Telemetry
Overview of observability and telemetry
Telemetry is a key component of the system, providing observability into the performance, health, and behavior of the services. The system leverages a combination of tools and frameworks to collect, aggregate, and visualize trace, metric, and log data.
Key Components
-
Open Telemetry (OTEL):
- Used by all services to report trace, metric, and log data.
- Provides a standardized approach to telemetry data collection.
-
Loki and Prometheus:
- Loki: Used for collecting and managing logs.
- Prometheus: Used for collecting and managing metrics.
-
OTEL Collector:
- Aggregates and collects trace, metrics, and logs data into a centralized location.

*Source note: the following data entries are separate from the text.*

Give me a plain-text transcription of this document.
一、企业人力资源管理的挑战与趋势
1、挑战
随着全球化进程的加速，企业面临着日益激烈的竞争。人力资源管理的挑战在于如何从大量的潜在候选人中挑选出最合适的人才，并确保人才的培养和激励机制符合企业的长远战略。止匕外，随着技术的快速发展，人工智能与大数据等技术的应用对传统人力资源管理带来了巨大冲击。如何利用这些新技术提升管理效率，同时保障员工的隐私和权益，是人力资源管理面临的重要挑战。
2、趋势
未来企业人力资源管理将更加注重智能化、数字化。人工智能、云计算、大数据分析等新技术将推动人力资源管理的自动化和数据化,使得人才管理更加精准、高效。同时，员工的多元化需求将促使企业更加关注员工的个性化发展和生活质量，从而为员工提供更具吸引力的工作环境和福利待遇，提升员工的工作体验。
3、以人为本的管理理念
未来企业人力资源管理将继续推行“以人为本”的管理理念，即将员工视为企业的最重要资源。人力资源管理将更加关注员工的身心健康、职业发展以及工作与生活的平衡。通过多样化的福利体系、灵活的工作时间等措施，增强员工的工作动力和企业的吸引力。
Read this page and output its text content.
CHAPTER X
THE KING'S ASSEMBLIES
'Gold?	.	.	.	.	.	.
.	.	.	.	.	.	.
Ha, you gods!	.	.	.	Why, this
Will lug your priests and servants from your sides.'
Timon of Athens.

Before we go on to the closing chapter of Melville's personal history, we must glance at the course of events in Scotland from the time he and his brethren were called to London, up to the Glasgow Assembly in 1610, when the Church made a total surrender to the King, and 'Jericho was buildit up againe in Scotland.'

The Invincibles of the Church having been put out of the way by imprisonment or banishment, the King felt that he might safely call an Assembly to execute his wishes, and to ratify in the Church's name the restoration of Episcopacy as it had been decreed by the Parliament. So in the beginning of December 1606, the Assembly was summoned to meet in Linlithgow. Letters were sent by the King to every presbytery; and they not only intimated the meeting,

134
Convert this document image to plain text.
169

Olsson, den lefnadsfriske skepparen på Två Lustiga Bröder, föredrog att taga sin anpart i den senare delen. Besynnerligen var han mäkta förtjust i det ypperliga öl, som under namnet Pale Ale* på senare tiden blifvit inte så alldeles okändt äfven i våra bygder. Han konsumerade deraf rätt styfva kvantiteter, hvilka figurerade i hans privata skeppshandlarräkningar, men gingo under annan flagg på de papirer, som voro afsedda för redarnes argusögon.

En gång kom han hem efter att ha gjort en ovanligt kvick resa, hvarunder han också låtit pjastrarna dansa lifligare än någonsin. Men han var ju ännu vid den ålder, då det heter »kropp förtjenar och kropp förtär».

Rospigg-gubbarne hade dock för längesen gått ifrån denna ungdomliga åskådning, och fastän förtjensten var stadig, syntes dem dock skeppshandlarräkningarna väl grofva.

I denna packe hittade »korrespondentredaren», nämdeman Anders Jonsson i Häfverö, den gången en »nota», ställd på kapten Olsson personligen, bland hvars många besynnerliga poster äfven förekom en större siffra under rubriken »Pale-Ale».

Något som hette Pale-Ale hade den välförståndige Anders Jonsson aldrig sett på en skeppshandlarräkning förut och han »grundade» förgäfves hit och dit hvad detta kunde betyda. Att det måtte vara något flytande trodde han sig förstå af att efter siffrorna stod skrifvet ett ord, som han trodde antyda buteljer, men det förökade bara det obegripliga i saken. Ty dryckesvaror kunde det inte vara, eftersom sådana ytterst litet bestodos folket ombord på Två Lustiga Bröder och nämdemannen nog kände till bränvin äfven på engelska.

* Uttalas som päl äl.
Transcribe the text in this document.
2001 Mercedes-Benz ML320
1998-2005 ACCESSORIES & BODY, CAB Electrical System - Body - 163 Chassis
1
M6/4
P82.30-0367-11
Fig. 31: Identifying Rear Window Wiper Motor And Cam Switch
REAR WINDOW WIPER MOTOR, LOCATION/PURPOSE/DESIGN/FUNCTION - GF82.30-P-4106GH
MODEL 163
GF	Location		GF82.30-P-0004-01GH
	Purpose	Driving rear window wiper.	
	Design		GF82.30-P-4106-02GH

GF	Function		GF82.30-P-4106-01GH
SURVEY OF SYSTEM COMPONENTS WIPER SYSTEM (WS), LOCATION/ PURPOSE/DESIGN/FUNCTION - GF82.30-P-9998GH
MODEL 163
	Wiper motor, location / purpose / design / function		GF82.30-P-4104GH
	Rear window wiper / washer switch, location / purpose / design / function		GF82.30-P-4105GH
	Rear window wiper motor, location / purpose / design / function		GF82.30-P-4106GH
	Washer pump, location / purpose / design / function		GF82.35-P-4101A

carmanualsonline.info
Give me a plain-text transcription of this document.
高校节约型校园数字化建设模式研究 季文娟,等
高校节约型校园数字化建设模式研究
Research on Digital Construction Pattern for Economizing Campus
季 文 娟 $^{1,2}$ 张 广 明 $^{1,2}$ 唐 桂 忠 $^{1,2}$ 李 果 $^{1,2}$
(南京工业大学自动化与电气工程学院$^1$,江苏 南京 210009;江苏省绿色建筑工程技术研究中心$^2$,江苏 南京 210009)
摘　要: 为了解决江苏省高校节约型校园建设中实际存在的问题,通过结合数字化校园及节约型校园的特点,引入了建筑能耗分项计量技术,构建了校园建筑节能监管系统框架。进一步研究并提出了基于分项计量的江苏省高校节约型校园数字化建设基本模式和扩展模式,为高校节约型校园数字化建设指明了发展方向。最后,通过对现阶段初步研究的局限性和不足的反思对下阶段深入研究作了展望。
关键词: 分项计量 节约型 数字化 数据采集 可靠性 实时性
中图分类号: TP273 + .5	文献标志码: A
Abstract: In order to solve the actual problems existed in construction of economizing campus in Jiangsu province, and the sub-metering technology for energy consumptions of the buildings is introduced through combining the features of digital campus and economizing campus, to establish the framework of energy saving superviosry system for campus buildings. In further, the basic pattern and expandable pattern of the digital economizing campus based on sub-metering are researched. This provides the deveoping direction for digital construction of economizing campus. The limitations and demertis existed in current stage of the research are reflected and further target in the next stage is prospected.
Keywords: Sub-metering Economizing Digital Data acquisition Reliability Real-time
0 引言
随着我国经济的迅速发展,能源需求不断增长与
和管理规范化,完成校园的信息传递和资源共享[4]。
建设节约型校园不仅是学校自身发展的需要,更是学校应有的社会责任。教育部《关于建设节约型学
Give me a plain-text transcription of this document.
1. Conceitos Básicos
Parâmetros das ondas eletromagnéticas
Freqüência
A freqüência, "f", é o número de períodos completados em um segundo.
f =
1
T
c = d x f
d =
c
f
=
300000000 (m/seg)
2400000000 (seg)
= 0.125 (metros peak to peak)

- Acts as the intermediary, forwarding data to visualization and analysis tools.
-
Grafana:
- Visualizes the trace, metric, and log data.
- Enables building and sharing dashboards for monitoring and analysis.
- Dashboards for specific insights are actively being developed and can be exported/imported.
Info
The components mentioned above are not part of this code base. They are open source components that are deployed as part of the applications architecture to support telemetry/observability.
Current Capabilities
-
Default Telemetry:
- Provides insights into CPU and RAM usage for all services.
- Logs, metrics, and traces are collected and accessible for analysis.
-
Dashboards:
- Work is ongoing to create Grafana dashboards that provide actionable insights into system performance and health.
-
Correlation ID for Tracing:
- A newly generated correlationId is created when a request is initiated. This correlationId is passed along with subsequent requests, either via REST API headers or through Kafka message headers. This allows trace data to link related requests across services, providing end-to-end visibility into the flow of operations within the system.
-
Metrics:
- TODO: Document custom metrics that are already being collected.
Future Enhancements
- Exploration of additional metrics to further understand system health.
- Defining key indicators that provide deeper insights into the performance and reliability of the system.